Experiments with Big Weather Data in MarkLogic - The Naive Approach

🔗 2012-04-11

Experiments with Big Weather Data in MarkLogic - The Naive Approach

I’ve heard over-and-over that MarkLogic is a fantastic XML database–you just import your documents and query away! Given the quality of the people that I personally know at MarkLogic, I’m sure that’s true. Still, I wanted to put that to the test. Every database system has techniques for getting reasonable or “blindingly fast” performance and I wanted to see how that works and at what cost.

The process that receives the APRS weather reports from the CWOP produces data in five minute segments stored in separate documents and from each of the three APRS-IS servers. Each document produced is between 130K and 430K in size and contains between 450 to 1600 weather reports. Each hour, 36 of those documents are produced. On average, about 17MB per hour, or 12GB per month, of data is produced.

The documents produced have the following structure:

<aprs xmlns="http://weather.milowski.com/V/APRS/" source="cwop.tssg.org" start="2012-04-11T16:03:29Z">
<report from="CW1367" type="weather" latitude="40.7" longitude="-74.2" 
received="2012-04-11T16:03:29Z" at="2012-04-13T17:12:00Z"
wind-dir="340" wind-speed="9" wind-gust="14"
temperature="53" rain-hour="0" rain-midnight="0" humidity="40" pressure="10090" />
...
</aprs>

The naive approach is to just import these documents verbatim into one large collection and setup a few basic indices:

a xs:string index on s:report/@from ,
a xs:dateTime index on s:report/@received ,
a geospatial index on the attribute pair s:report/@longitude and s:report/@latitude.

My tool of choice for importing these documents is XProc . The pipeline is rather simple:

<p:declare-step xmlns:p="http://www.w3.org/ns/xproc"
                xmlns:c="http://www.w3.org/ns/xproc-step"
                xmlns:ml="http://xmlcalabash.com/ns/extensions/marklogic"
                xmlns:s="http://weather.milowski.com/V/APRS/"
                version="1.0"
                name="insert-weather">
<p:option name='xdb.user'/>
<p:option name='xdb.password'/>
<p:option name='xdb.host'/>
<p:option name='xdb.port'/>
<p:input port="source"/>

<p:import href="http://xmlcalabash.com/extension/steps/library-1.0.xpl"/>

<p:delete match="/s:aprs/s:report[@type='encoded']"/>

<p:delete match="/s:aprs/s:report[@error]"/>

<ml:insert-document name="insert" collections="http://weather.milowski.com/weather/">

   <p:with-option name='user' select='$xdb.user'/>
   <p:with-option name='password' select='$xdb.password'/>
   <p:with-option name='host' select='$xdb.host'/>
   <p:with-option name='port' select='$xdb.port'/>
   <p:with-option name="uri" 
                  select="concat('http://weather.milowski.com/',/s:report/@source,'-',/s:report/@start,'.xml')"/>

</ml:insert-document>

</p:declare-step>

You’ll notice that I decided to remove errors and encoded data from the original source.
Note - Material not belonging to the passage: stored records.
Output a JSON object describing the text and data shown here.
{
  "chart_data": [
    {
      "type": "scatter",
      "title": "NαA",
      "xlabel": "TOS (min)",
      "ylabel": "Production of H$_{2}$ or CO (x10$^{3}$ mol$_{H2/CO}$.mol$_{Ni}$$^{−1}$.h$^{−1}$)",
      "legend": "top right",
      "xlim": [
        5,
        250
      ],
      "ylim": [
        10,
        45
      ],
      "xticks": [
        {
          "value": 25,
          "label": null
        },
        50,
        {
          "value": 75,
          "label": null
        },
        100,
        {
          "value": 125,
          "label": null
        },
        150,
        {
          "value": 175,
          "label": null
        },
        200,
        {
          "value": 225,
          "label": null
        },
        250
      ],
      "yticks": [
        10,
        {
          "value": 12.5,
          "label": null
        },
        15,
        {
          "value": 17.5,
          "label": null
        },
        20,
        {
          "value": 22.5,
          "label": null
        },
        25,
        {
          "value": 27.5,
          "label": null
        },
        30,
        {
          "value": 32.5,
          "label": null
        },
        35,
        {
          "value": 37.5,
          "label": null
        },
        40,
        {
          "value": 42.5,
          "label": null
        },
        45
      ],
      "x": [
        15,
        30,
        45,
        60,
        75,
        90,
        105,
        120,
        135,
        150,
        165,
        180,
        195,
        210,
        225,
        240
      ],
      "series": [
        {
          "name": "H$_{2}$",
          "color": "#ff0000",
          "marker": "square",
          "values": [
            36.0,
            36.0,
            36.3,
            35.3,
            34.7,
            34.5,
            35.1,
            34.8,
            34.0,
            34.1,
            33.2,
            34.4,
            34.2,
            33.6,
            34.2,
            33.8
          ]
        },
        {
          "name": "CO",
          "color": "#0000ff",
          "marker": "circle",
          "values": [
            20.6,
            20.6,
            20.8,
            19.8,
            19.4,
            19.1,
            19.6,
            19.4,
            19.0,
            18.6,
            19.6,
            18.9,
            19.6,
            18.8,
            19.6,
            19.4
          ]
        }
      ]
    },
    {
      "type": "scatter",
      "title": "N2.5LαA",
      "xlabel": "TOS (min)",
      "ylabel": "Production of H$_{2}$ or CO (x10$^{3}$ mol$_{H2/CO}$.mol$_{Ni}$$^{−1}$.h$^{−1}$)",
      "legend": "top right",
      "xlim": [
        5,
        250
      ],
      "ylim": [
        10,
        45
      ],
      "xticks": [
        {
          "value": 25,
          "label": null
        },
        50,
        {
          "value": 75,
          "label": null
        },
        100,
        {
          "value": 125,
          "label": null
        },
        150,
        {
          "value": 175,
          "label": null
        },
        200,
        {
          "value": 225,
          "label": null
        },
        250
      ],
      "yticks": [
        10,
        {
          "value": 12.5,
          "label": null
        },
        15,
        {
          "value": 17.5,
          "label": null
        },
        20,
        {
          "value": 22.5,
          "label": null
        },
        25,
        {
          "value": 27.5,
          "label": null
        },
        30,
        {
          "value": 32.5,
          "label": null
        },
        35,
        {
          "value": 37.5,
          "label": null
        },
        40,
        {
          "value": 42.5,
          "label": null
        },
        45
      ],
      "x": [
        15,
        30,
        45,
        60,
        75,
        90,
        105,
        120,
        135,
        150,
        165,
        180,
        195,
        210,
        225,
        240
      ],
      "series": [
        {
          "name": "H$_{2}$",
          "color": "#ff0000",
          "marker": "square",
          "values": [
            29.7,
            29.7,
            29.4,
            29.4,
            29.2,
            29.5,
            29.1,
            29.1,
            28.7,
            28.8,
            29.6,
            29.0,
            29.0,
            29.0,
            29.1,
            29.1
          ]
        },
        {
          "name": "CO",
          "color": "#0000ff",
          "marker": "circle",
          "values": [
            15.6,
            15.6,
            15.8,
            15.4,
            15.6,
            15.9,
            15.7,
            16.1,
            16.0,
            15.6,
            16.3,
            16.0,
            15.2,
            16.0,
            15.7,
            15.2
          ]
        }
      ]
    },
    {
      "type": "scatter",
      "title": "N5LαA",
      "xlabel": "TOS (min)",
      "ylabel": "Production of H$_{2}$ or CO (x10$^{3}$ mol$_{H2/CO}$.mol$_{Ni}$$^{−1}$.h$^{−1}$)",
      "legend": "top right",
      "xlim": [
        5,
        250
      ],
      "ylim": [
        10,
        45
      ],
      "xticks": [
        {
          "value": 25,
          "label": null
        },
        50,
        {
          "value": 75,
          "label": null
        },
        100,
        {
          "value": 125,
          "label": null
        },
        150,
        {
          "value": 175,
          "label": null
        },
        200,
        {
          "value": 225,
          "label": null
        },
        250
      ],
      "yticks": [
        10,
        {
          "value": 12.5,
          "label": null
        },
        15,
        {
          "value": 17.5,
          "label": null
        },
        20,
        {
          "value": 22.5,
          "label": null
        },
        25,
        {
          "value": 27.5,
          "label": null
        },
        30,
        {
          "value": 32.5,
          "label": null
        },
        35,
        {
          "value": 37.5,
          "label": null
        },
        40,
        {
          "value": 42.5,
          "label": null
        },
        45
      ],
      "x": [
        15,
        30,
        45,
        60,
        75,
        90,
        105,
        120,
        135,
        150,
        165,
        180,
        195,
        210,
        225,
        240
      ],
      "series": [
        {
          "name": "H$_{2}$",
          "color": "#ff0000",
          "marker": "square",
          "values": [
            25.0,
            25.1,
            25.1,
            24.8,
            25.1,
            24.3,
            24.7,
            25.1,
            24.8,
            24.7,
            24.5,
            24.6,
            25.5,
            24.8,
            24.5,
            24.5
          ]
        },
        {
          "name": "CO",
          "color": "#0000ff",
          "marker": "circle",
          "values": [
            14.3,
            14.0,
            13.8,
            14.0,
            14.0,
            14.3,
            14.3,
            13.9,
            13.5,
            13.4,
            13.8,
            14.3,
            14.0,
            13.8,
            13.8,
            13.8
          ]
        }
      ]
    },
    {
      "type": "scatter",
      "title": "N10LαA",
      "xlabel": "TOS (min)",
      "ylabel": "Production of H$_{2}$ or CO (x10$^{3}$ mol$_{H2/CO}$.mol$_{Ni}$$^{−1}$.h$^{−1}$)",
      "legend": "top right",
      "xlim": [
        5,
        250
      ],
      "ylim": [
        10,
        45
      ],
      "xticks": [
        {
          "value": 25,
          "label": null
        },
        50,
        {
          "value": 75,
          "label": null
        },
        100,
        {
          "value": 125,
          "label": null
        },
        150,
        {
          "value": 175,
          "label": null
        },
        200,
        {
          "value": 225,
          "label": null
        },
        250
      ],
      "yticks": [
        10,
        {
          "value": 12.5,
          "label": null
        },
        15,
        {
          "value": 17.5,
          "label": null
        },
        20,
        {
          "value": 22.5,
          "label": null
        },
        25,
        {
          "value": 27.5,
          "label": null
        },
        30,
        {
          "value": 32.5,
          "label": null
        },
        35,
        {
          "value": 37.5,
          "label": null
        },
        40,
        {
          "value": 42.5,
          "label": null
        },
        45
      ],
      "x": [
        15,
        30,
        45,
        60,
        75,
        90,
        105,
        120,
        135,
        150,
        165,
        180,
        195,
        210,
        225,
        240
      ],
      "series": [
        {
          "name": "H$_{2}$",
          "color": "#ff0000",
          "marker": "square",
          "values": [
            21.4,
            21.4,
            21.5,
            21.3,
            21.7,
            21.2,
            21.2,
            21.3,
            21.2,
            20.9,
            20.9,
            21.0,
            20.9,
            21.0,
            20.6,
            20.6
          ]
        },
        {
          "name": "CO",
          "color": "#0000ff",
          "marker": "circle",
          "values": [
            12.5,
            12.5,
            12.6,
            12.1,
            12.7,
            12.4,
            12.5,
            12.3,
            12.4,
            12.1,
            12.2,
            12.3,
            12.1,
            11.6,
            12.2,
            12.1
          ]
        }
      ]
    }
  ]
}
Errors are reports I couldn’t parse according the APRS rules and encoded data are non-standard encodings of weather data. These turn out to be very small percentages of the actual received data. That is, almost everyone is producing data correctly by the standardize set of rules.

To apply that pipeline over and over again to the documents, I wrote a little daemon process that uses Calabash’s API to run the pipeline. The daemon waits for the files to show up in a particular directory, applies the pipeline to documents it discovers, and then moves them to an archive directory. That allows me to re-process them in the future if I change my mind–which I did.

A bit of foreshadowing never hurts. I’ll post more on the results of this later. I’ve got some queries to write.